For a full implementation, refer to the sample provided by Microsoft Semantic Kernel on GitHub

Explanation

In this example, the FallbackChatClient class is designed to handle multiple chat clients and switch between them based on their availability. The FallbackToAvailableModelAsync method demonstrates how to use this class to perform chat completion with fallback support.

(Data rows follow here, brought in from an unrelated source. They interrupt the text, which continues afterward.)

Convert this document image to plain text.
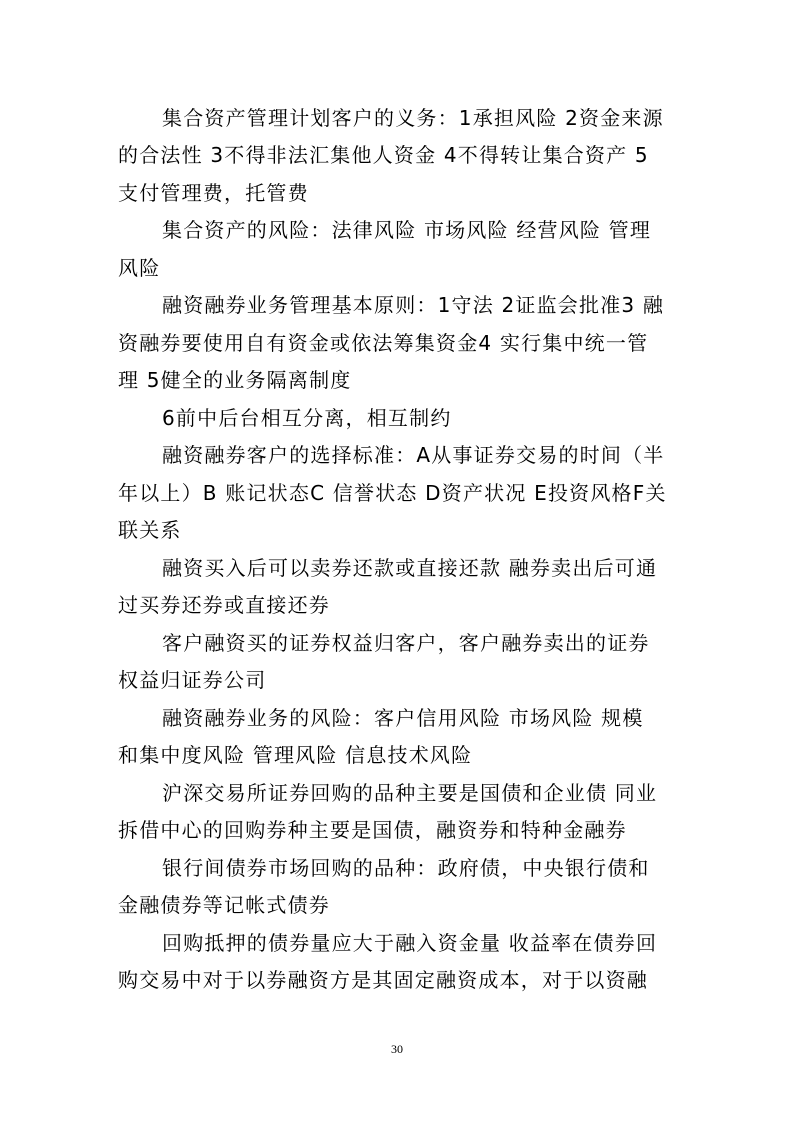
集合资产管理计划客户的义务：1承担风险 2资金来源

的合法性 3不得非法汇集他人资金 4不得转让集合资产 5

支付管理费，托管费

集合资产的风险：法律风险 市场风险 经营风险 管理

风险

融资融券业务管理基本原则：1守法 2证监会批准3 融

资融券要使用自有资金或依法筹集资金4 实行集中统一管

理 5健全的业务隔离制度

6前中后台相互分离，相互制约

融资融券客户的选择标准：A从事证券交易的时间（半

年以上）B 账记状态C 信誉状态 D资产状况 E投资风格F关

联关系

融资买入后可以卖券还款或直接还款 融券卖出后可通

过买券还券或直接还券

客户融资买的证券权益归客户，客户融券卖出的证券

权益归证券公司

融资融券业务的风险：客户信用风险 市场风险 规模

和集中度风险 管理风险 信息技术风险

沪深交易所证券回购的品种主要是国债和企业债 同业

拆借中心的回购券种主要是国债，融资券和特种金融券

银行间债券市场回购的品种：政府债，中央银行债和

金融债券等记帐式债券

回购抵押的债券量应大于融入资金量 收益率在债券回

购交易中对于以券融资方是其固定融资成本，对于以资融

30
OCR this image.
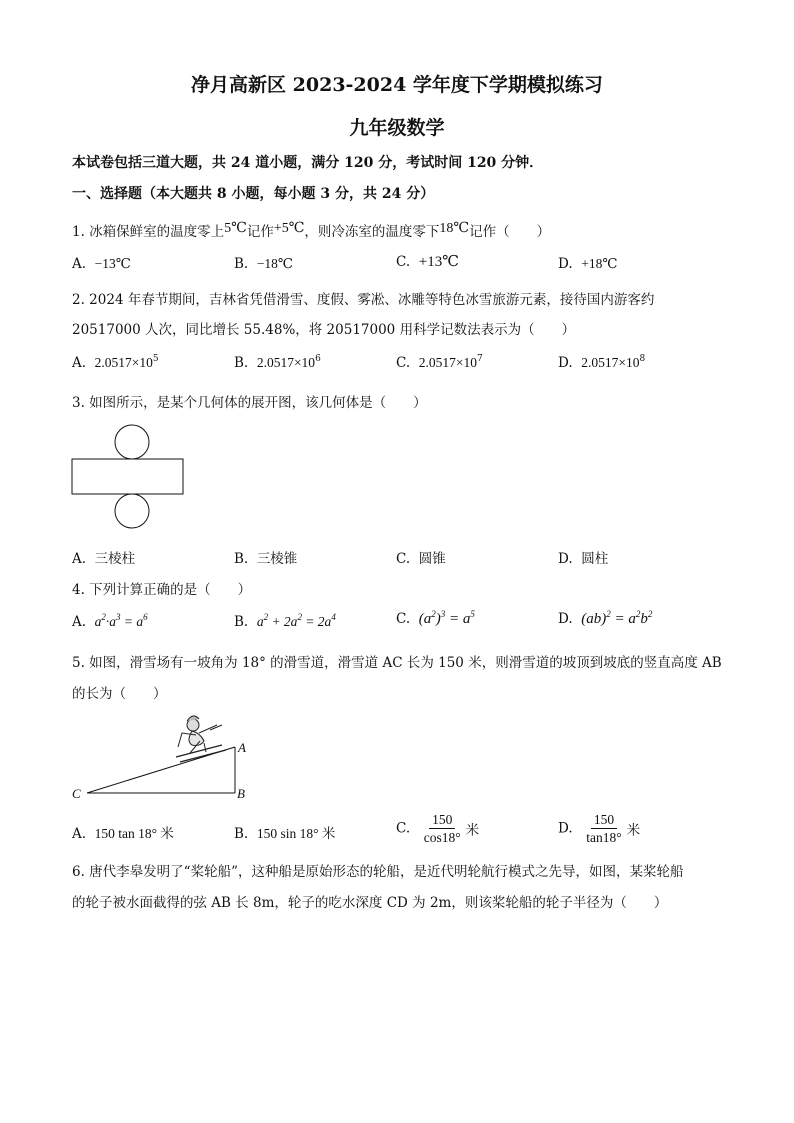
净月高新区 2023-2024 学年度下学期模拟练习
九年级数学
本试卷包括三道大题，共 24 道小题，满分 120 分，考试时间 120 分钟．
一、选择题（本大题共 8 小题，每小题 3 分，共 24 分）
1. 冰箱保鲜室的温度零上5℃记作+5℃，则冷冻室的温度零下18℃记作（　　）
A. −13℃	B. −18℃	C. +13℃	D. +18℃
2. 2024 年春节期间，吉林省凭借滑雪、度假、雾凇、冰雕等特色冰雪旅游元素，接待国内游客约
20517000 人次，同比增长 55.48%，将 20517000 用科学记数法表示为（　　）
A. $2.0517\times 10^5$	B. $2.0517\times 10^6$	C. $2.0517\times 10^7$	D. $2.0517\times 10^8$
3. 如图所示，是某个几何体的展开图，该几何体是（　　）
A. 三棱柱	B. 三棱锥	C. 圆锥	D. 圆柱
4. 下列计算正确的是（　　）
A. $a^2\cdot a^3 = a^6$	B. $a^2 + 2a^2 = 2a^4$	C. $(a^2)^3 = a^5$	D. $(ab)^2 = a^2b^2$
5. 如图，滑雪场有一坡角为 18° 的滑雪道，滑雪道 AC 长为 150 米，则滑雪道的坡顶到坡底的竖直高度 AB
的长为（　　）
A
B
C
A. 150 tan 18° 米	B. 150 sin 18° 米	C. $\frac{150}{\cos 18^\circ}$ 米	D. $\frac{150}{\tan 18^\circ}$ 米
6. 唐代李皋发明了“桨轮船”，这种船是原始形态的轮船，是近代明轮航行模式之先导，如图，某桨轮船
的轮子被水面截得的弦 AB 长 8m，轮子的吃水深度 CD 为 2m，则该桨轮船的轮子半径为（　　）
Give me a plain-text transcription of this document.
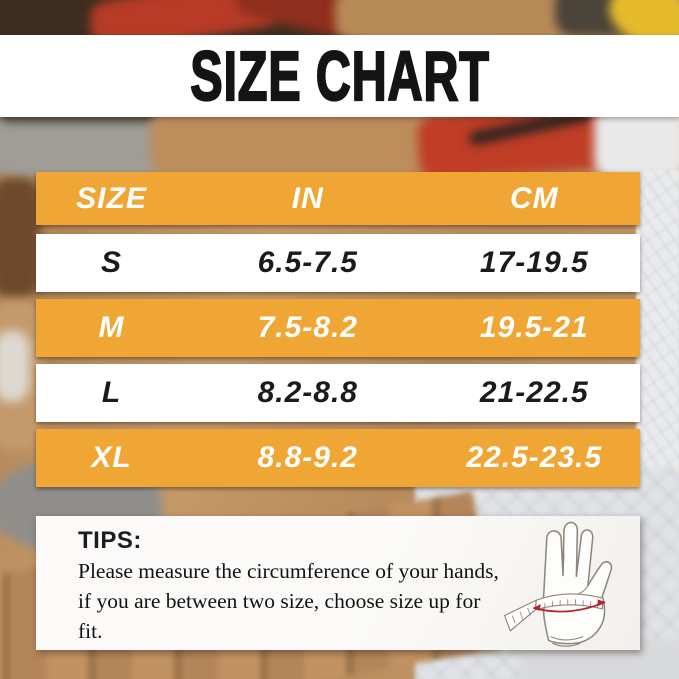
SIZE CHART
SIZE	IN	CM
S	6.5-7.5	17-19.5
M	7.5-8.2	19.5-21
L	8.2-8.8	21-22.5
XL	8.8-9.2	22.5-23.5
TIPS:

Please measure the circumference of your hands, if you are between two size, choose size up for fit.
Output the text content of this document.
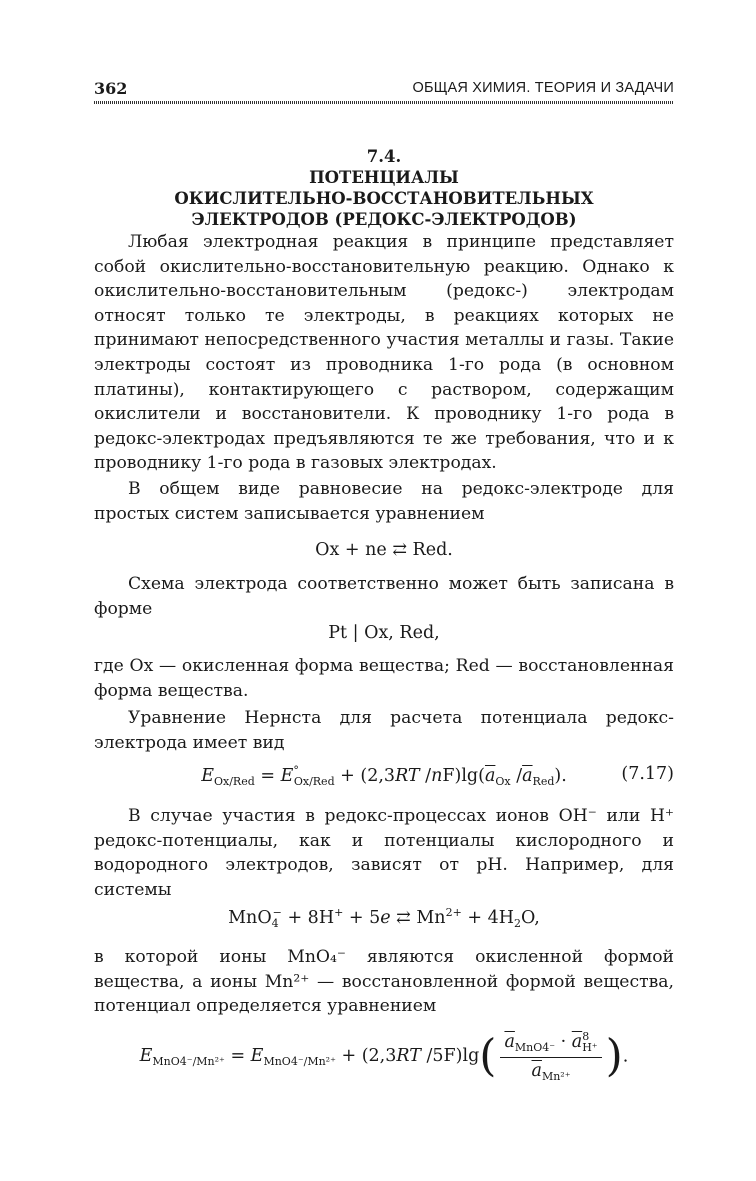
362	ОБЩАЯ ХИМИЯ. ТЕОРИЯ И ЗАДАЧИ
7.4.
ПОТЕНЦИАЛЫ
ОКИСЛИТЕЛЬНО-ВОССТАНОВИТЕЛЬНЫХ
ЭЛЕКТРОДОВ (РЕДОКС-ЭЛЕКТРОДОВ)

Любая электродная реакция в принципе представляет собой окислительно-восстановительную реакцию. Однако к окислительно-восстановительным (редокс-) электродам относят только те электроды, в реакциях которых не принимают непосредственного участия металлы и газы. Такие электроды состоят из проводника 1-го рода (в основном платины), контактирующего с раствором, содержащим окислители и восстановители. К проводнику 1-го рода в редокс-электродах предъявляются те же требования, что и к проводнику 1-го рода в газовых электродах.

В общем виде равновесие на редокс-электроде для простых систем записывается уравнением

Ox + ne ⇄ Red.

Схема электрода соответственно может быть записана в форме

Pt | Ox, Red,

где Ox — окисленная форма вещества; Red — восстановленная форма вещества.

Уравнение Нернста для расчета потенциала редокс-электрода имеет вид

$E_{Ox/Red} = E^\circ_{Ox/Red} + (2,3RT$ $/nF)\lg(\overline{a}_{Ox}$ $/\overline{a}_{Red}$).	(7.17)

В случае участия в редокс-процессах ионов OH⁻ или H⁺ редокс-потенциалы, как и потенциалы кислородного и водородного электродов, зависят от pH. Например, для системы

MnO$_4$− + 8H+ + 5e ⇄ $Mn^{2+} + 4H_2O$,

в которой ионы MnO₄⁻ являются окисленной формой вещества, а ионы Mn²⁺ — восстановленной формой вещества, потенциал определяется уравнением

$E_{MnO4^-/Mn^{2+}} = E_{MnO4^-/Mn^{2+}} + (2,3RT$ $/5F)\lg( \frac{\overline{a}_{MnO4^-} \cdot \overline{a}^8_{H^+}}{\overline{a}_{Mn^{2+}}}$ ).
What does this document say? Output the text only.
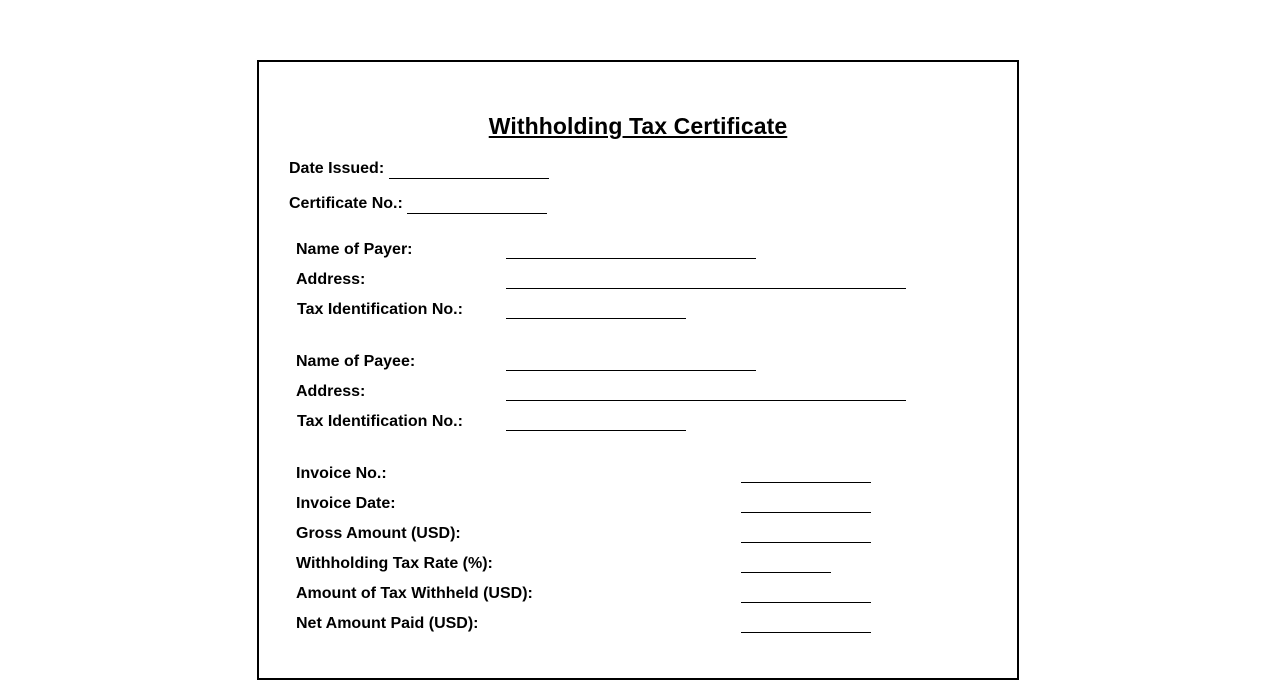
Withholding Tax Certificate
Date Issued:
Certificate No.:
Name of Payer:
Address:
Tax Identification No.:
Name of Payee:
Address:
Tax Identification No.:
Invoice No.:
Invoice Date:
Gross Amount (USD):
Withholding Tax Rate (%):
Amount of Tax Withheld (USD):
Net Amount Paid (USD):
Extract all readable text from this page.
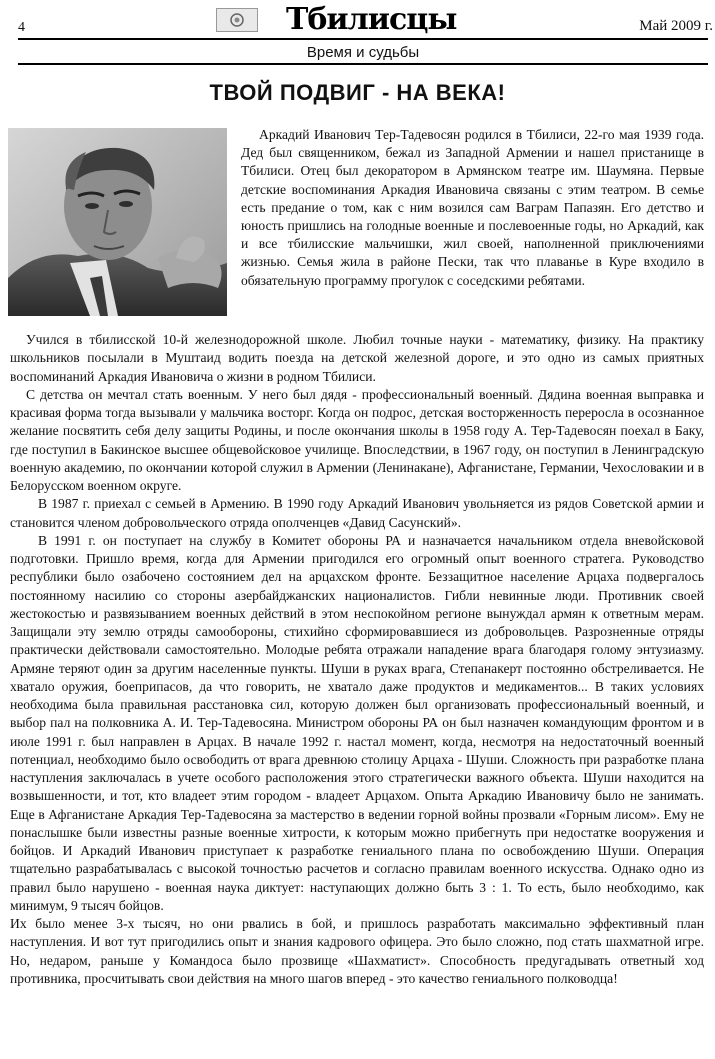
4	Тбилисцы	Май 2009 г.
Время и судьбы
ТВОЙ ПОДВИГ - НА ВЕКА!

Аркадий Иванович Тер-Тадевосян родился в Тбилиси, 22-го мая 1939 года. Дед был священником, бежал из Западной Армении и нашел пристанище в Тбилиси. Отец был декоратором в Армянском театре им. Шаумяна. Первые детские воспоминания Аркадия Ивановича связаны с этим театром. В семье есть предание о том, как с ним возился сам Ваграм Папазян. Его детство и юность пришлись на голодные военные и послевоенные годы, но Аркадий, как и все тбилисские мальчишки, жил своей, наполненной приключениями жизнью. Семья жила в районе Пески, так что плаванье в Куре входило в обязательную программу прогулок с соседскими ребятами.

Учился в тбилисской 10-й железнодорожной школе. Любил точные науки - математику, физику. На практику школьников посылали в Муштаид водить поезда на детской железной дороге, и это одно из самых приятных воспоминаний Аркадия Ивановича о жизни в родном Тбилиси.

С детства он мечтал стать военным. У него был дядя - профессиональный военный. Дядина военная выправка и красивая форма тогда вызывали у мальчика восторг. Когда он подрос, детская восторженность переросла в осознанное желание посвятить себя делу защиты Родины, и после окончания школы в 1958 году А. Тер-Тадевосян поехал в Баку, где поступил в Бакинское высшее общевойсковое училище. Впоследствии, в 1967 году, он поступил в Ленинградскую военную академию, по окончании которой служил в Армении (Ленинакане), Афганистане, Германии, Чехословакии и в Белорусском военном округе.

В 1987 г. приехал с семьей в Армению. В 1990 году Аркадий Иванович увольняется из рядов Советской армии и становится членом добровольческого отряда ополченцев «Давид Сасунский».

В 1991 г. он поступает на службу в Комитет обороны РА и назначается начальником отдела вневойсковой подготовки. Пришло время, когда для Армении пригодился его огромный опыт военного стратега. Руководство республики было озабочено состоянием дел на арцахском фронте. Беззащитное население Арцаха подвергалось постоянному насилию со стороны азербайджанских националистов. Гибли невинные люди. Противник своей жестокостью и развязыванием военных действий в этом неспокойном регионе вынуждал армян к ответным мерам. Защищали эту землю отряды самообороны, стихийно сформировавшиеся из добровольцев. Разрозненные отряды практически действовали самостоятельно. Молодые ребята отражали нападение врага благодаря голому энтузиазму. Армяне теряют один за другим населенные пункты. Шуши в руках врага, Степанакерт постоянно обстреливается. Не хватало оружия, боеприпасов, да что говорить, не хватало даже продуктов и медикаментов... В таких условиях необходима была правильная расстановка сил, которую должен был организовать профессиональный военный, и выбор пал на полковника А. И. Тер-Тадевосяна. Министром обороны РА он был назначен командующим фронтом и в июле 1991 г. был направлен в Арцах. В начале 1992 г. настал момент, когда, несмотря на недостаточный военный потенциал, необходимо было освободить от врага древнюю столицу Арцаха - Шуши. Сложность при разработке плана наступления заключалась в учете особого расположения этого стратегически важного объекта. Шуши находится на возвышенности, и тот, кто владеет этим городом - владеет Арцахом. Опыта Аркадию Ивановичу было не занимать. Еще в Афганистане Аркадия Тер-Тадевосяна за мастерство в ведении горной войны прозвали «Горным лисом». Ему не понаслышке были известны разные военные хитрости, к которым можно прибегнуть при недостатке вооружения и бойцов. И Аркадий Иванович приступает к разработке гениального плана по освобождению Шуши. Операция тщательно разрабатывалась с высокой точностью расчетов и согласно правилам военного искусства. Однако одно из правил было нарушено - военная наука диктует: наступающих должно быть 3 : 1. То есть, было необходимо, как минимум, 9 тысяч бойцов.

Их было менее 3-х тысяч, но они рвались в бой, и пришлось разработать максимально эффективный план наступления. И вот тут пригодились опыт и знания кадрового офицера. Это было сложно, под стать шахматной игре. Но, недаром, раньше у Командоса было прозвище «Шахматист». Способность предугадывать ответный ход противника, просчитывать свои действия на много шагов вперед - это качество гениального полководца!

Creating and Registering Chat Clients:
- The code initializes an unavailable chat client that simulates a failure by returning a 503 Service Unavailable HTTP status code.
- It also creates a cloud-based available chat client that represents a functional service.
- Both the unavailable and available chat clients are registered with the service container using dependency injection.
Setting Up Fallback Mechanism:
- The FallbackChatClient is set up with the list of registered chat clients.
- This client will first attempt to use the unavailable client, and if it fails, it will automatically switch to the available client.
- The FallbackChatClient is registered as an IChatCompletion.
Building the Kernel:
- The Kernel is built using the registered services and is configured with a plugin that returns weather information.
Invoking the Prompt:
- The InvokePromptAsync method is called on the kernel with the prompt “Do I need an umbrella?” and the specified execution settings.
- The InvokePromptAsync eventually invokes the chat completion service, which uses the fallback mechanism to handle the chat completion.
Handling Exceptions:
- Within the FallbackChatClient, the GetResponseAsync method iterates through the list of chat clients and handles exceptions.
- If a request fails with a certain set of HTTP status codes (like 503 Service Unavailable), it falls back to the next client in the list.
- If all clients fail, an exception is thrown indicating that none of the clients could complete the request.
Customization and Streaming:
- The FallbackChatClient also supports customization of fallback status codes via a property.
- Additionally, it provides a method for handling streaming responses, similar to the primary completion method.
Decorator Pattern:
- The FallbackChatClient implements the same interface as the chat clients it wraps, making it a decorator.
- This design pattern allows it to add additional functionality – in this case, fallback logic – without changing either the caller code or the underlying chat client implementations.

Potential Scenarios

Hybrid model orchestration can be effectively utilized in various situations. For instance, when selecting models based on token size, the system determines the appropriate model by considering the prompt’s input token size and each model’s minimum and maximum token capacity. It can then return the fastest model’s response, the most relevant response, or the first available model’s response. Similarly, in scenarios involving data sensitivity, the system selects models based on the sensitivity of the data and can return the fastest model’s response, the most relevant response, or the first available model’s response.

Conclusion

Hybrid model orchestration is a powerful technique for enhancing the flexibility, integration, and reliability of AI applications. By dynamically selecting the best model based on context, seamlessly integrating with consumer code, and providing a robust fallback mechanism, applications can ensure continuous and efficient operation. The example provided demonstrates how to implement hybrid model orchestration in a C# application, highlighting its practical benefits and ease of use. This approach not only improves the resilience of AI systems but also simplifies the development process, making it an invaluable tool for developers.